Il faudra attendre le début des années 60 pour que la toute jeune station investisse dans de nouvelles remontées mécaniques. Ainsi est d’abord réalisé en 1963 sur les pentes nord du Mont Lachat le téléski des Reys. Puis 5 ans plus tard, ce sera au tour du téléski des Combettes d’être implanté entre les TK du Lachat et des Tovats, et à celui des Moliettes de voir le jour sur la partie nord-est de la montagne crest-volantine. Outre le confortement de l’espace débutant et l’agrandissement notable du domaine skiable vers les étendues blanches de la Varoche permis par ces appareils, ceux-ci sont surtout les premières remontées mécaniques standardisées construites sur le domaine skiable : ils offrent ainsi par leur modernité une alternative appréciable pour les skieurs mais aussi pour l’exploitant. En effet, la mécanique quelque peu rudimentaire du téléski du Lachat, notamment de sa gare aval et de son système de départ progressif, était assez peu fiable, ce qui ne facilitait pas l'utilisation du remonte-pente par les skieurs ; de plus l’exploitation de ce téléski était assez compliquée, du fait de pannes ou de déraillements réguliers, forçant dans ces cas-là les skieurs à remonter la pente à pied.

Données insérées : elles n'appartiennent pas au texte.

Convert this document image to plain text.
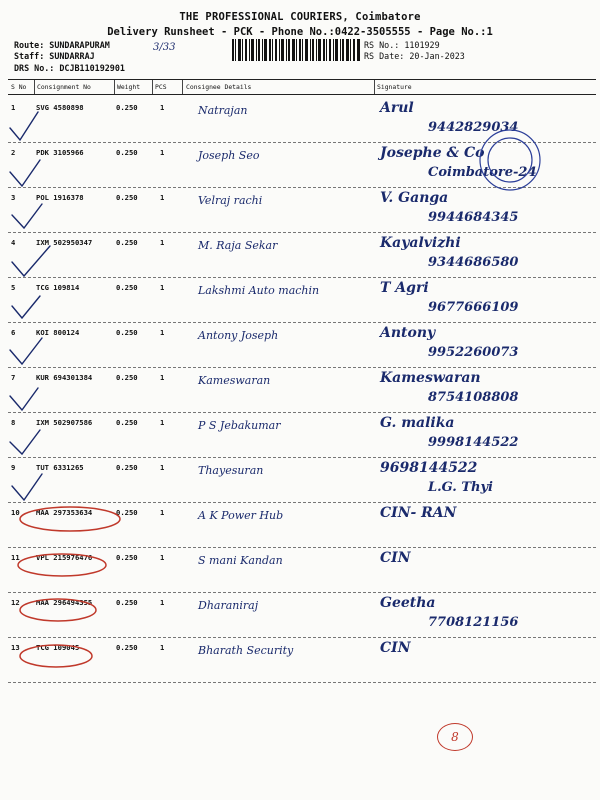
THE PROFESSIONAL COURIERS, Coimbatore
Delivery Runsheet - PCK - Phone No.:0422-3505555 - Page No.:1
Route: SUNDARAPURAM
Staff: SUNDARRAJ
DRS No.: DCJB110192901
RS No.: 1101929
RS Date: 20-Jan-2023
3/33
S No Consignment No	Weight PCS	Consignee Details	Signature
1	SVG 4580898	0.250	1	Natrajan	Arul
9442829034
2	PDK 3105966	0.250	1	Joseph Seo	Josephe & Co
Coimbatore-24
3	POL 1916378	0.250	1	Velraj rachi	V. Ganga
9944684345
4	IXM 502950347	0.250	1	M. Raja Sekar	Kayalvizhi
9344686580
5	TCG 109814	0.250	1	Lakshmi Auto machin	T Agri
9677666109
6	KOI 800124	0.250	1	Antony Joseph	Antony
9952260073
7	KUR 694301384	0.250	1	Kameswaran	Kameswaran
8754108808
8	IXM 502907586	0.250	1	P S Jebakumar	G. malika
9998144522
9	TUT 6331265	0.250	1	Thayesuran	9698144522
L.G. Thyi
10 MAA 297353634	0.250	1	A K Power Hub	CIN- RAN
11 VPL 215976476	0.250	1	S mani Kandan	CIN
12 MAA 296494355	0.250	1	Dharaniraj	Geetha
7708121156
13 TCG 109045	0.250	1	Bharath Security	CIN
8
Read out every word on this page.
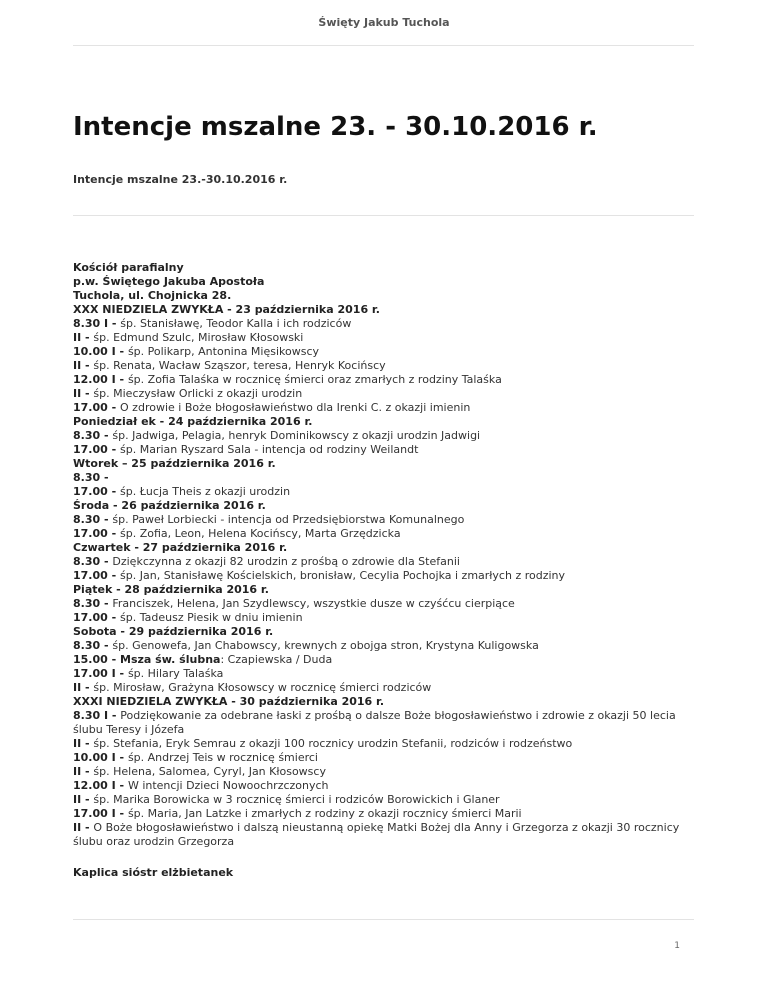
Święty Jakub Tuchola
Intencje mszalne 23. - 30.10.2016 r.
Intencje mszalne 23.-30.10.2016 r.
Kościół parafialny
p.w. Świętego Jakuba Apostoła
Tuchola, ul. Chojnicka 28.
XXX NIEDZIELA ZWYKŁA - 23 października 2016 r.
8.30 I - śp. Stanisławę, Teodor Kalla i ich rodziców
II - śp. Edmund Szulc, Mirosław Kłosowski
10.00 I - śp. Polikarp, Antonina Mięsikowscy
II - śp. Renata, Wacław Sząszor, teresa, Henryk Kocińscy
12.00 I - śp. Zofia Talaśka w rocznicę śmierci oraz zmarłych z rodziny Talaśka
II - śp. Mieczysław Orlicki z okazji urodzin
17.00 - O zdrowie i Boże błogosławieństwo dla Irenki C. z okazji imienin
Poniedział ek - 24 października 2016 r.
8.30 - śp. Jadwiga, Pelagia, henryk Dominikowscy z okazji urodzin Jadwigi
17.00 - śp. Marian Ryszard Sala - intencja od rodziny Weilandt
Wtorek – 25 października 2016 r.
8.30 -
17.00 - śp. Łucja Theis z okazji urodzin
Środa - 26 października 2016 r.
8.30 - śp. Paweł Lorbiecki - intencja od Przedsiębiorstwa Komunalnego
17.00 - śp. Zofia, Leon, Helena Kocińscy, Marta Grzędzicka
Czwartek - 27 października 2016 r.
8.30 - Dziękczynna z okazji 82 urodzin z prośbą o zdrowie dla Stefanii
17.00 - śp. Jan, Stanisławę Kościelskich, bronisław, Cecylia Pochojka i zmarłych z rodziny
Piątek - 28 października 2016 r.
8.30 - Franciszek, Helena, Jan Szydlewscy, wszystkie dusze w czyśćcu cierpiące
17.00 - śp. Tadeusz Piesik w dniu imienin
Sobota - 29 października 2016 r.
8.30 - śp. Genowefa, Jan Chabowscy, krewnych z obojga stron, Krystyna Kuligowska
15.00 - Msza św. ślubna: Czapiewska / Duda
17.00 I - śp. Hilary Talaśka
II - śp. Mirosław, Grażyna Kłosowscy w rocznicę śmierci rodziców
XXXI NIEDZIELA ZWYKŁA - 30 października 2016 r.
8.30 I - Podziękowanie za odebrane łaski z prośbą o dalsze Boże błogosławieństwo i zdrowie z okazji 50 lecia ślubu Teresy i Józefa
II - śp. Stefania, Eryk Semrau z okazji 100 rocznicy urodzin Stefanii, rodziców i rodzeństwo
10.00 I - śp. Andrzej Teis w rocznicę śmierci
II - śp. Helena, Salomea, Cyryl, Jan Kłosowscy
12.00 I - W intencji Dzieci Nowoochrzczonych
II - śp. Marika Borowicka w 3 rocznicę śmierci i rodziców Borowickich i Glaner
17.00 I - śp. Maria, Jan Latzke i zmarłych z rodziny z okazji rocznicy śmierci Marii
II - O Boże błogosławieństwo i dalszą nieustanną opiekę Matki Bożej dla Anny i Grzegorza z okazji 30 rocznicy ślubu oraz urodzin Grzegorza
Kaplica sióstr elżbietanek
1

Ces problèmes d’exploitation liés au fait que le téléski du Lachat était le seul accès possible aux téléskis des Reys et des Moliettes incitent dans un premier temps Crest-Voland à effectuer une modernisation de la gare aval du téléski du Lachat, vraisemblablement au début des années 60, peut-être même lors de la construction du téléski des Reys en 1963. Le système de départ progressif est supprimé, et la gare aval est soit transformée de telle sorte à recevoir les éléments des téléskis standards de l'époque, soit tout simplement changée par une treillis standard de l'époque. Mais dans tous les cas, elle est pensée pour s'adapter à la largeur de la voie imposée par les pylônes.
A noter au passage qu'à cette même période, l'ensemble des gares T primitives installées dans plusieurs autres stations subiront le même sort.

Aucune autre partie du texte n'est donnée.